Recent evidence shows that long term survivorship of impaction bone grafting with meshes have variable outcomes with a failure rate of 12-28%.1415 One of the 30 hips in our series had a poor outcome. The bone grafts used in this cemented hip (with a history of prior infection) had graft resorption with cup migration. Infection was ruled out at the subsequent staged revision. Two other hips had early nonprogressive cup migration and one hip had lysis in zone one with pain in the hip. This may have occurred due to incomplete graft integration. The cemented acetabulum with a 2 mm lytic demarcation in zone one 3 years after the procedure with persistent low grade pain, refused further intervention. These 3 hips need followup to assess the long term outcome.

Cementless hips using trabecular metal cups with or without augments provide good stability with biologic fixation. The use of trabecular metal augments over the past few years has gained fairly widespread acceptance for the management of defects in the acetabulum. Satisfactory results has been reported with a 10 year followup for defects treated with trabecular metal augments and cemented THR.1216 The costs involved in the manufacturing process as well as additional financial burden are significant limiting factors in the use of these highly porous metal cups along with augments.
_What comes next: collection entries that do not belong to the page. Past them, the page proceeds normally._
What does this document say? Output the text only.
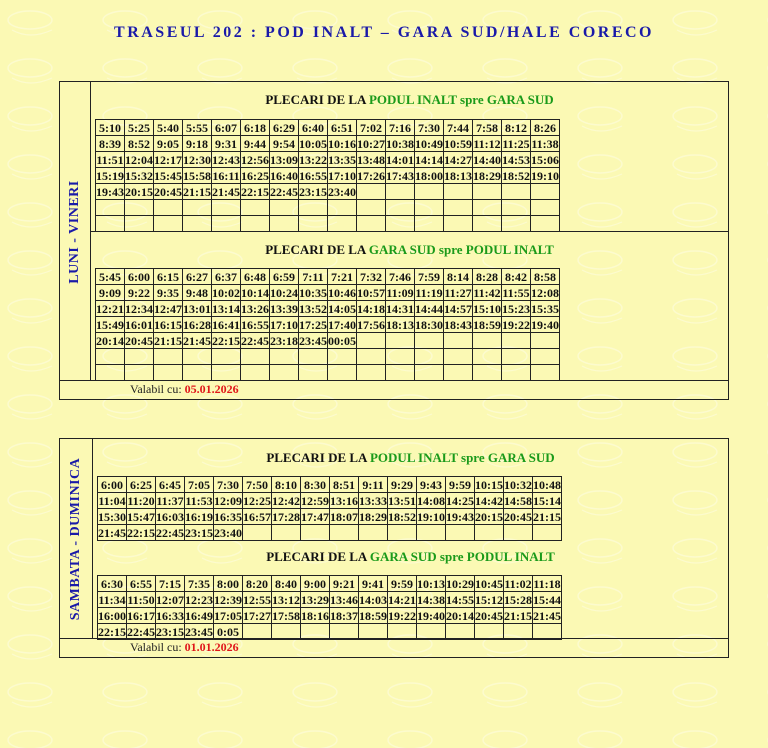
TRASEUL 202 : POD INALT – GARA SUD/HALE CORECO
LUNI - VINERI
PLECARI DE LA PODUL INALT spre GARA SUD
5:10	5:25	5:40	5:55	6:07	6:18	6:29	6:40	6:51	7:02	7:16	7:30	7:44	7:58	8:12	8:26
8:39	8:52	9:05	9:18	9:31	9:44	9:54	10:05	10:16	10:27	10:38	10:49	10:59	11:12	11:25	11:38
11:51	12:04	12:17	12:30	12:43	12:56	13:09	13:22	13:35	13:48	14:01	14:14	14:27	14:40	14:53	15:06
15:19	15:32	15:45	15:58	16:11	16:25	16:40	16:55	17:10	17:26	17:43	18:00	18:13	18:29	18:52	19:10
19:43	20:15	20:45	21:15	21:45	22:15	22:45	23:15	23:40							

PLECARI DE LA GARA SUD spre PODUL INALT
5:45	6:00	6:15	6:27	6:37	6:48	6:59	7:11	7:21	7:32	7:46	7:59	8:14	8:28	8:42	8:58
9:09	9:22	9:35	9:48	10:02	10:14	10:24	10:35	10:46	10:57	11:09	11:19	11:27	11:42	11:55	12:08
12:21	12:34	12:47	13:01	13:14	13:26	13:39	13:52	14:05	14:18	14:31	14:44	14:57	15:10	15:23	15:35
15:49	16:01	16:15	16:28	16:41	16:55	17:10	17:25	17:40	17:56	18:13	18:30	18:43	18:59	19:22	19:40
20:14	20:45	21:15	21:45	22:15	22:45	23:18	23:45	00:05							

Valabil cu: 05.01.2026
SAMBATA - DUMINICA
PLECARI DE LA PODUL INALT spre GARA SUD
6:00	6:25	6:45	7:05	7:30	7:50	8:10	8:30	8:51	9:11	9:29	9:43	9:59	10:15	10:32	10:48
11:04	11:20	11:37	11:53	12:09	12:25	12:42	12:59	13:16	13:33	13:51	14:08	14:25	14:42	14:58	15:14
15:30	15:47	16:03	16:19	16:35	16:57	17:28	17:47	18:07	18:29	18:52	19:10	19:43	20:15	20:45	21:15
21:45	22:15	22:45	23:15	23:40											
PLECARI DE LA GARA SUD spre PODUL INALT
6:30	6:55	7:15	7:35	8:00	8:20	8:40	9:00	9:21	9:41	9:59	10:13	10:29	10:45	11:02	11:18
11:34	11:50	12:07	12:23	12:39	12:55	13:12	13:29	13:46	14:03	14:21	14:38	14:55	15:12	15:28	15:44
16:00	16:17	16:33	16:49	17:05	17:27	17:58	18:16	18:37	18:59	19:22	19:40	20:14	20:45	21:15	21:45
22:15	22:45	23:15	23:45	0:05											
Valabil cu: 01.01.2026
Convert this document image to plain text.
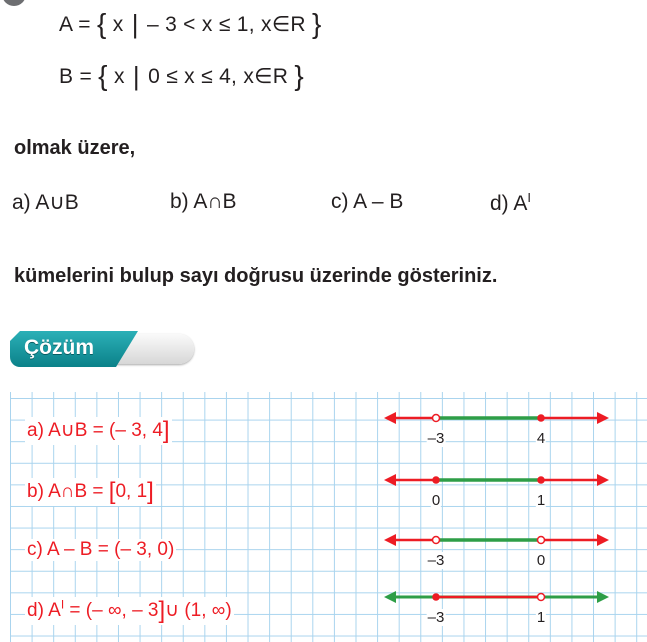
A = { x | – 3 < x ≤ 1, x∈R }
B = { x | 0 ≤ x ≤ 4, x∈R }
olmak üzere,
a) A∪B	b) A∩B	c) A – B	d) $A^I$
kümelerini bulup sayı doğrusu üzerinde gösteriniz.
Çözüm
a) A∪B = (– 3, 4]
b) A∩B = [0, 1]
c) A – B = (– 3, 0)
d) $A^I$ = (– ∞, – 3]∪ (1, ∞)
–3	4
0	1
–3	0
–3	1
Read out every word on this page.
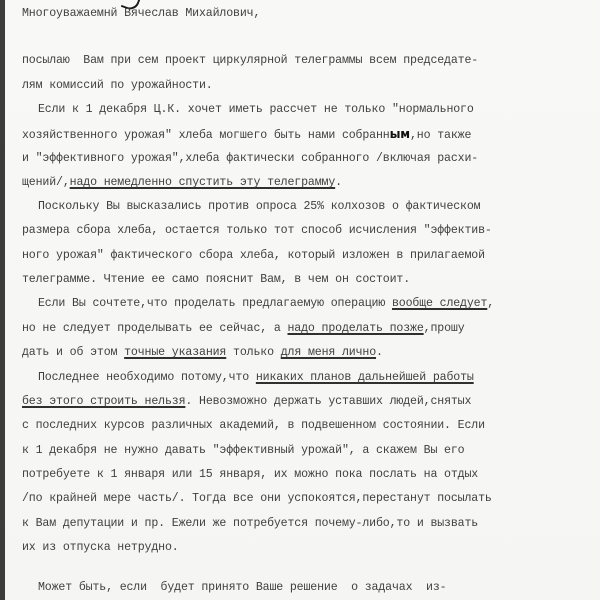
Многоуважаемнй Вячеслав Михайлович,
посылаю  Вам при сем проект циркулярной телеграммы всем председате-
лям комиссий по урожайности.
Если к 1 декабря Ц.К. хочет иметь рассчет не только "нормального
хозяйственного урожая" хлеба могшего быть нами собранным,но также
и "эффективного урожая",хлеба фактически собранного /включая расхи-
щений/,надо немедленно спустить эту телеграмму.
Поскольку Вы высказались против опроса 25% колхозов о фактическом
размера сбора хлеба, остается только тот способ исчисления "эффектив-
ного урожая" фактического сбора хлеба, который изложен в прилагаемой
телеграмме. Чтение ее само пояснит Вам, в чем он состоит.
Если Вы сочтете,что проделать предлагаемую операцию вообще следует,
но не следует проделывать ее сейчас, а надо проделать позже,прошу
дать и об этом точные указания только для меня лично.
Последнее необходимо потому,что никаких планов дальнейшей работы
без этого строить нельзя. Невозможно держать уставших людей,снятых
с последних курсов различных академий, в подвешенном состоянии. Если
к 1 декабря не нужно давать "эффективный урожай", а скажем Вы его
потребуете к 1 января или 15 января, их можно пока послать на отдых
/по крайней мере часть/. Тогда все они успокоятся,перестанут посылать
к Вам депутации и пр. Ежели же потребуется почему-либо,то и вызвать
их из отпуска нетрудно.
Может быть, если  будет принято Ваше решение  о задачах  из-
Cementless implants with bone grafts in the management of acetabular defects were described following variable outcomes associated with cemented fixation (failure rates up to 42%).7101718 10 and 20 year cup survivorship for bone grafting with cementless and cemented implants varied from 88% to 36% in the same series.10 However, the use of large cementless cups for defects seen during revisions appear promising.1819

Defects in the acetabulum which have approximately 50% of host bone contact can be treated with cementless cups with screws for added stability.19 In our series, there were defects which had 40-50% host bone contact in almost all hips at the final implantation. We hope to have achieved some restoration of the bone stock keeping in mind the need for a future revision especially in the younger individual.

This small series has its own limitations. In our series, we have used cementless as well as cemented implants. This series includes patients with defects of the acetabulum due to different etiological factors. At this point, the numbers in each etiological group are not sufficient for separation. Data analysis with larger numbers may be possible at a later date. Computed tomography scans were not used for preoperative or postoperative assessment in our series. Although radiological healing was established, this requires further followup to assess long term survivorship. We are continuing to followup these patients to study the long term survivorship.

In this series, 26 out of 30 hips have had a good outcome so far. In conclusion, bone grafting can definitely be used as a suitable option in the management of acetabular defects in THRs. The risk of graft resorption, collapse and cup migration have to be taken into consideration while hoping to achieve some restoration of bone stock.10171819 This would limit the use of hardware for future procedures as well. Although trabecular metal cups used along with augments seem to be a promising alternative, widespread use of these implants are limited by costs especially in countries like ours where the financial burden could be very significant for the patient.